LANGUAGE SKILLS   English fluency is essential.  Must have strong verbal and written communication skills, with ability to interact with and respond to customers.

 

MATHEMATICAL SKILLS 

Ability to apply basic mathematical concepts such as fractions, percentages, ratios, and proportions to practical situations such as product formulas.

 

REASONING ABILITY

Must have seasoned judgment and business situation versatility, with ability to define problems, collect data, establish facts, and draw valid conclusions.

 

OTHER SKILLS & ABILITIES

  • Capacity to team with marketing, sales, quality assurance and technical sales departments
  • Self starter with ability to set and manage priorities based on business unit goals.
  • Excellent laboratory skills including project management, record keeping, equipment calibration, cost analysis, control standards, maintenance and computer literacy.
  • High attention to detail and a keen eye for aesthetics.

 

PHYSICAL DEMANDS The physical demands described here are representative of those that must be met by an employee to successfully perform the essential functions of this job.  Reasonable accommodations may be made to enable individuals with disabilities to perform the essential functions.

While performing the duties of this job, the employee is required to talk or hear.  The employee frequently is required to sit or stand for periods of time.  The Specific vision abilities required by this job include close vision, distance vision, color vision, peripheral vision, depth perception, and ability to adjust focus.  The employee may be required to lift bags of ingredients.

 

WORK ENVIRONMENT The work environment characteristics described here are representative of those an employee encounters while performing the essential functions of this job.  Reasonable accommodations may be made to enable individuals with disabilities to perform the essential functions.

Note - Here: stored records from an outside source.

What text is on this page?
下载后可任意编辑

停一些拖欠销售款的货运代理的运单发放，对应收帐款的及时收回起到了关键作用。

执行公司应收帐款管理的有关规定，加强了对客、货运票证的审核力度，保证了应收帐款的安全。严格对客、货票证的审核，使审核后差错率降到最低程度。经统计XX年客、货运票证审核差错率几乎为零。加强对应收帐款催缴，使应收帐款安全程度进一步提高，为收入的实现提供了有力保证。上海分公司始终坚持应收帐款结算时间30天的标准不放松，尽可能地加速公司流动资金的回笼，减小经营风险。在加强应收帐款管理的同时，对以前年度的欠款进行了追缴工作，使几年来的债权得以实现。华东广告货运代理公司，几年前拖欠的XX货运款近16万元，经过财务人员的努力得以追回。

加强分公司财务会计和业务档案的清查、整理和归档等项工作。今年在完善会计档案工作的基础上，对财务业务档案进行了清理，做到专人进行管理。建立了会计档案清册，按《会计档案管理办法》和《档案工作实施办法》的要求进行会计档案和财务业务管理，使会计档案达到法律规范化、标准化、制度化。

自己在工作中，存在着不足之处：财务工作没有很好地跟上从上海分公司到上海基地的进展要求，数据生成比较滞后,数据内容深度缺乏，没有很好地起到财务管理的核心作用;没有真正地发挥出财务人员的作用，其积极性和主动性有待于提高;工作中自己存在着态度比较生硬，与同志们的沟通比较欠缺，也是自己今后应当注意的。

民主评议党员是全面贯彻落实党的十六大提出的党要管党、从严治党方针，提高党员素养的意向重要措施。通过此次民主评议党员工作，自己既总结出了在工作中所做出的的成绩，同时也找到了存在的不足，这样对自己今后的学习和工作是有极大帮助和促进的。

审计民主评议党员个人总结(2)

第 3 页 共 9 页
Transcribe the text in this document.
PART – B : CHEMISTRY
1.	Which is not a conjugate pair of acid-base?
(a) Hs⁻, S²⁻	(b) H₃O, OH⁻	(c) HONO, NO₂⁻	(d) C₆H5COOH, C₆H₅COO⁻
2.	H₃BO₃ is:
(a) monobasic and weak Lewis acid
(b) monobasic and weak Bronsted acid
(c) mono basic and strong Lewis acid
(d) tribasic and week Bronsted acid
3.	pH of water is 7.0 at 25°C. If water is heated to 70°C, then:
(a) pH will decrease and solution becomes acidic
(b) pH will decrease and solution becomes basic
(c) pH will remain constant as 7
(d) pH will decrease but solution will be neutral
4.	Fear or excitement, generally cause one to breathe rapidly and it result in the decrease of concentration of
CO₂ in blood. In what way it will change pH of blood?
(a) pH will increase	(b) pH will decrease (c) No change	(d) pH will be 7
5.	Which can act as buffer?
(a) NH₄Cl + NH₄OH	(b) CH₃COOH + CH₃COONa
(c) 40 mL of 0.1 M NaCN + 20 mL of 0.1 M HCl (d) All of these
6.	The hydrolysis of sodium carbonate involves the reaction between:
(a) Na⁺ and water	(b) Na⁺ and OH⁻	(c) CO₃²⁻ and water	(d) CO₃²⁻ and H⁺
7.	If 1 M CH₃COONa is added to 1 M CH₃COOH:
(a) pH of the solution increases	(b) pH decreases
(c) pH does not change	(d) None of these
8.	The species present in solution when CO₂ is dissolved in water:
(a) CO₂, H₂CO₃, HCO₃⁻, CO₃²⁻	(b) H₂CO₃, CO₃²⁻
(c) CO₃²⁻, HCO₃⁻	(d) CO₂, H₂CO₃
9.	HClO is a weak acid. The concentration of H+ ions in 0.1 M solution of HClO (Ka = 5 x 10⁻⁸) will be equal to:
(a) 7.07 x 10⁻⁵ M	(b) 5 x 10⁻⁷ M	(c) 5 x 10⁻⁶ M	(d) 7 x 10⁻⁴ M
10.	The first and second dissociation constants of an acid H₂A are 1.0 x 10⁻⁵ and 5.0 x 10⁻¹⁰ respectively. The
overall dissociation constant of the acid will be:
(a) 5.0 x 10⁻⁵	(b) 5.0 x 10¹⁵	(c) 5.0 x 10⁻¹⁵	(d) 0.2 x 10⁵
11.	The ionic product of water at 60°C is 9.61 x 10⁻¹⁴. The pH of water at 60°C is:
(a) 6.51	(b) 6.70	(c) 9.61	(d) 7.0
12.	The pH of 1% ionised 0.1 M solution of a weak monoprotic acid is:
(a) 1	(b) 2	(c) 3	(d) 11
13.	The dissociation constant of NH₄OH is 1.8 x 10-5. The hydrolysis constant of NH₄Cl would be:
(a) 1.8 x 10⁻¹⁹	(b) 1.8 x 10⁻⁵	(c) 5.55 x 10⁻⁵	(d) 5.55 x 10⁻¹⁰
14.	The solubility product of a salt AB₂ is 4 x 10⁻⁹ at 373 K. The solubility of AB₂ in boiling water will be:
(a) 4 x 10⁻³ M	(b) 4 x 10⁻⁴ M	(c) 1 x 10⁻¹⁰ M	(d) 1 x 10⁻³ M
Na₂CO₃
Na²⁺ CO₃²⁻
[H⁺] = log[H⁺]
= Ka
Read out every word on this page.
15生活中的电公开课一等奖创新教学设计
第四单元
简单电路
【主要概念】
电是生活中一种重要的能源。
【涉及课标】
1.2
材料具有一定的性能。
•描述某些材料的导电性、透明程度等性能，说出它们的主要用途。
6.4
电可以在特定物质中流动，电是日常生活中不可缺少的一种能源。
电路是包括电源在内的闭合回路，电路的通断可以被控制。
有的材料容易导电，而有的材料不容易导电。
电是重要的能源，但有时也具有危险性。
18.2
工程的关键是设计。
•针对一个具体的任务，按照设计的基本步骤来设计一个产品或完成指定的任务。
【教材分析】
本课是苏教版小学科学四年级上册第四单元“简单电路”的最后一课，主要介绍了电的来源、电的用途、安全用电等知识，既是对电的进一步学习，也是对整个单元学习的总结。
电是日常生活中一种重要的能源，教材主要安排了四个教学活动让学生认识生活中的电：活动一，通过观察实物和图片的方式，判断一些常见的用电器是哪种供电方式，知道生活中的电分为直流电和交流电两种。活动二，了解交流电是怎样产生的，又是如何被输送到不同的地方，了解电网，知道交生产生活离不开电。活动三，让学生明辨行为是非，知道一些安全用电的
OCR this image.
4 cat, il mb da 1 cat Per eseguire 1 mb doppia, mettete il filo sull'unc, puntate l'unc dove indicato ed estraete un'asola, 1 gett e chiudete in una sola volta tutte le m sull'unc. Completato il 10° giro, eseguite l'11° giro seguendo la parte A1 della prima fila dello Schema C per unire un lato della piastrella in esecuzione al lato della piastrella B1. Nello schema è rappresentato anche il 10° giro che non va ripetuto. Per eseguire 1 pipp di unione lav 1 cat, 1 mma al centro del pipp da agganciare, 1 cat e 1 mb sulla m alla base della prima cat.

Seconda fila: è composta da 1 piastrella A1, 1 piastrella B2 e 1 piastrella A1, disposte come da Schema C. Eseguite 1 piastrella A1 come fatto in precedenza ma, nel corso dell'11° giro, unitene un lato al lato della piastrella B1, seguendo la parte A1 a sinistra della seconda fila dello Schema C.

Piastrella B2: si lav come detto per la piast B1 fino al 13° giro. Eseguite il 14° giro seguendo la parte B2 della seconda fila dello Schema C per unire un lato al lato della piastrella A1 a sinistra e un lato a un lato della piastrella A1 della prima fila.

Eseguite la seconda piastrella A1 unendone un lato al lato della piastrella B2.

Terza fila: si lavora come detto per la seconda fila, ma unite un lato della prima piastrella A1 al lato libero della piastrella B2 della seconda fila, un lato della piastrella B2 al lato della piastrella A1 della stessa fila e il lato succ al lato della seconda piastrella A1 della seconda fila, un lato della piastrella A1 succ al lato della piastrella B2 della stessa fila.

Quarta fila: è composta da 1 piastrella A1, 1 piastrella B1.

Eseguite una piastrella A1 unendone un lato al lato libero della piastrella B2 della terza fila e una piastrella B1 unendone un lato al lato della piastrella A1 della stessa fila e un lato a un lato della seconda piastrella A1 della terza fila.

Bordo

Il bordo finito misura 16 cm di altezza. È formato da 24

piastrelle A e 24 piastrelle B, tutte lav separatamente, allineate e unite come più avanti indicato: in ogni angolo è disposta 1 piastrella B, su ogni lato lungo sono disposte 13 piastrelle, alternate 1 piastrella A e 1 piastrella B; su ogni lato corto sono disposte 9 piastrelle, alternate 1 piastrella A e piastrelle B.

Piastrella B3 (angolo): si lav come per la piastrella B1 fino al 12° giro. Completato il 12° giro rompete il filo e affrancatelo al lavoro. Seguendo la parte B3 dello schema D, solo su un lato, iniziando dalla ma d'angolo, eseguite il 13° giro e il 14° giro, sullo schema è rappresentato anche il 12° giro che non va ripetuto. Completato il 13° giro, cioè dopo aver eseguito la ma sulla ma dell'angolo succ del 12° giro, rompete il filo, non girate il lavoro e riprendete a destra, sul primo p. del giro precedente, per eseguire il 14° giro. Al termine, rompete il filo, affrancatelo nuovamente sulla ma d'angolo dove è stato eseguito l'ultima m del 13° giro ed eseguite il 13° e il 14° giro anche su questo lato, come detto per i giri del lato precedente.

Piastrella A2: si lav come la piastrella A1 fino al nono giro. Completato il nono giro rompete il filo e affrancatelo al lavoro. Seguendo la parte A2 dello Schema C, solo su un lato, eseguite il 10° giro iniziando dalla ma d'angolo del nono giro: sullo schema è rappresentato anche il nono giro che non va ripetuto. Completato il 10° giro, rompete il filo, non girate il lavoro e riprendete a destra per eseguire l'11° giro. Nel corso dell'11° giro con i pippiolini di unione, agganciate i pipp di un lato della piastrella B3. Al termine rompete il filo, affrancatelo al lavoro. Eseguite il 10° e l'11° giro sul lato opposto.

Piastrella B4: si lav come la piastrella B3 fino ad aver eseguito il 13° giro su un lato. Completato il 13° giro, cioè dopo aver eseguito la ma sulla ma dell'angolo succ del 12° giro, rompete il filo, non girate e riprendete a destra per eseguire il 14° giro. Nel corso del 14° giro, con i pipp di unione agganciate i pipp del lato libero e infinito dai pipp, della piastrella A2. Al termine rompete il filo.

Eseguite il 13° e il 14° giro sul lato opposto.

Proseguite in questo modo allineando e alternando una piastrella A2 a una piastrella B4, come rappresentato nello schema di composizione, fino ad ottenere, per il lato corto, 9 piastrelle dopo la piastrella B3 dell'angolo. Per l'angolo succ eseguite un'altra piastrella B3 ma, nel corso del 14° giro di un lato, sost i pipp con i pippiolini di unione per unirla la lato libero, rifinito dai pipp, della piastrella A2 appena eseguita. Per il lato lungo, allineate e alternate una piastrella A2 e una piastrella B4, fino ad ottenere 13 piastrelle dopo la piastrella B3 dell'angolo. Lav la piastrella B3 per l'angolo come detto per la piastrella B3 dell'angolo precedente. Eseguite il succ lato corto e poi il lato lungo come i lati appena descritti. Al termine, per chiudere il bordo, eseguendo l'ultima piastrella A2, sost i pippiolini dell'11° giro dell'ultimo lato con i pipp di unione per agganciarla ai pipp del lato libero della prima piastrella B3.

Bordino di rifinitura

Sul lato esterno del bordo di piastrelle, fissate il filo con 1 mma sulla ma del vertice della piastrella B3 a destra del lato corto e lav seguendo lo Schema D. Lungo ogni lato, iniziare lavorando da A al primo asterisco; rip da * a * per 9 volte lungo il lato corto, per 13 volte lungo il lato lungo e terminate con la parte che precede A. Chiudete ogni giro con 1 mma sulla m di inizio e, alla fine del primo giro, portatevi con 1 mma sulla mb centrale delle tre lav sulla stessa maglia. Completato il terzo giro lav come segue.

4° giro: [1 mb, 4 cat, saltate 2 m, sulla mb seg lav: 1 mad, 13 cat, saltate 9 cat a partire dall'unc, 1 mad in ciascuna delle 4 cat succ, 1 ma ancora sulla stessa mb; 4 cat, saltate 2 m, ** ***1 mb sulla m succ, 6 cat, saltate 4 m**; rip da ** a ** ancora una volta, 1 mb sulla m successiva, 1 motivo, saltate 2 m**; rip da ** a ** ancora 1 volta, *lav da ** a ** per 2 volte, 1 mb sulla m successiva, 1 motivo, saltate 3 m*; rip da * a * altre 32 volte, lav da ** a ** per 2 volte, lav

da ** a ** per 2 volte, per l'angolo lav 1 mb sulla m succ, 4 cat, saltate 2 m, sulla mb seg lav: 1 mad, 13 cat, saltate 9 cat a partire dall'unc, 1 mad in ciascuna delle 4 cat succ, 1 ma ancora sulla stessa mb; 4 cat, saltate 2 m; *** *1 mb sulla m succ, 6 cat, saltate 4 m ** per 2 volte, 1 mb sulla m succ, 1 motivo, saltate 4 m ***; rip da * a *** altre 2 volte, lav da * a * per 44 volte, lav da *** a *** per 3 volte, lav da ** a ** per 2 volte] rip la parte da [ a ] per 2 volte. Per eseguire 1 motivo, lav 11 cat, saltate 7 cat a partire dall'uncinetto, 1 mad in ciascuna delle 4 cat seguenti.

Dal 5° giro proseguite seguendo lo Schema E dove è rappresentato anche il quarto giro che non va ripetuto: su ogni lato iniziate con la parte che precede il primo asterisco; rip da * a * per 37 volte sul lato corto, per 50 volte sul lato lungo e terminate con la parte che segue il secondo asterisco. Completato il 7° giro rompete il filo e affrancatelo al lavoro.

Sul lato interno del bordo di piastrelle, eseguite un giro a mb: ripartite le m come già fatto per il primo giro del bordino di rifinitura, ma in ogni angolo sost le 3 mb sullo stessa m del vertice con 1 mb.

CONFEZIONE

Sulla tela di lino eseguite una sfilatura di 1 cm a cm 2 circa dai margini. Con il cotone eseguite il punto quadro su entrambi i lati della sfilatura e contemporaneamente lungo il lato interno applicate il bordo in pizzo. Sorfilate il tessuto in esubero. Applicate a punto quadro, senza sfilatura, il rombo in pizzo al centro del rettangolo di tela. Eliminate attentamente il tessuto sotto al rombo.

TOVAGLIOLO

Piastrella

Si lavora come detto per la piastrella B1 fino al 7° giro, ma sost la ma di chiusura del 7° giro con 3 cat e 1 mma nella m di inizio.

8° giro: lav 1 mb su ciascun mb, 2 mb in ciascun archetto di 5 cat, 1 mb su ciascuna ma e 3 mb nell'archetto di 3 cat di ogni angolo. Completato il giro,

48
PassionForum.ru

The work environment is essentially in a test kitchen/laboratory environment.  However, occasional contact with the plant sites is essential.  While performing the duties of this job, the employee is occasionally exposed to moving mechanical parts and fumes or airborne particles.  The noise level in the work environment is usually moderate.  Hearing protection is required in certain areas when visiting plants and would be provided.  Comfortable, closed toe shoes are required.

 

PHYSICAL REQUIREMENTS:

While performing this job, this employee is regularly required to be on his/her feet for long periods of time.  At other times, it will involve sitting for long periods.  This requires the use of hands to finger, handle or feel objects, tools or controls.  Must not be allergic to wheat and/or associated dusts.  The job is in an environment that exposes the individual to various noise levels and various temperature levels.  The individual must be able to climb stairs and ladders, and various other activities such as bending, kneeling, standing and lifting.  Occasionally may be required to lift up to 60 lbs.  Due to the importance of the position to ensure the quality of Bay State Milling Company’s product, an excellent attendance record is required.  Several tests require ability to differentiate colors and ability to distinguish minute characteristics.

 

FOOD SAFETY / SECURITY REQUIREMENTS:

The Company is committed to producing and delivering defect-free products.  To ensure this, all employees are required to be trained on and adhere to the Good Manufacturing Policies set forth by the Company as they pertain to personnel practices, equipment, and facilities.  It is also vital that all employees be aware of their work environment and prevent any accidental or intentional adulteration of products produced at this facility.

 

SAFETY:

While performing the job functions it is the expectation of the employee to work in a safe manner and follow company policies regarding safety.  It is the expectation and responsibility of the employee to report any and all injuries immediately to their supervisors and to report to supervision any safety situation that the employee feels is substandard and poses a risk for employee injury, property damage or loss.  Due to the presence of chemicals in the lab, it is important for the employee to understand chemical reactions, MSDS sheets, and safe chemical handling practices.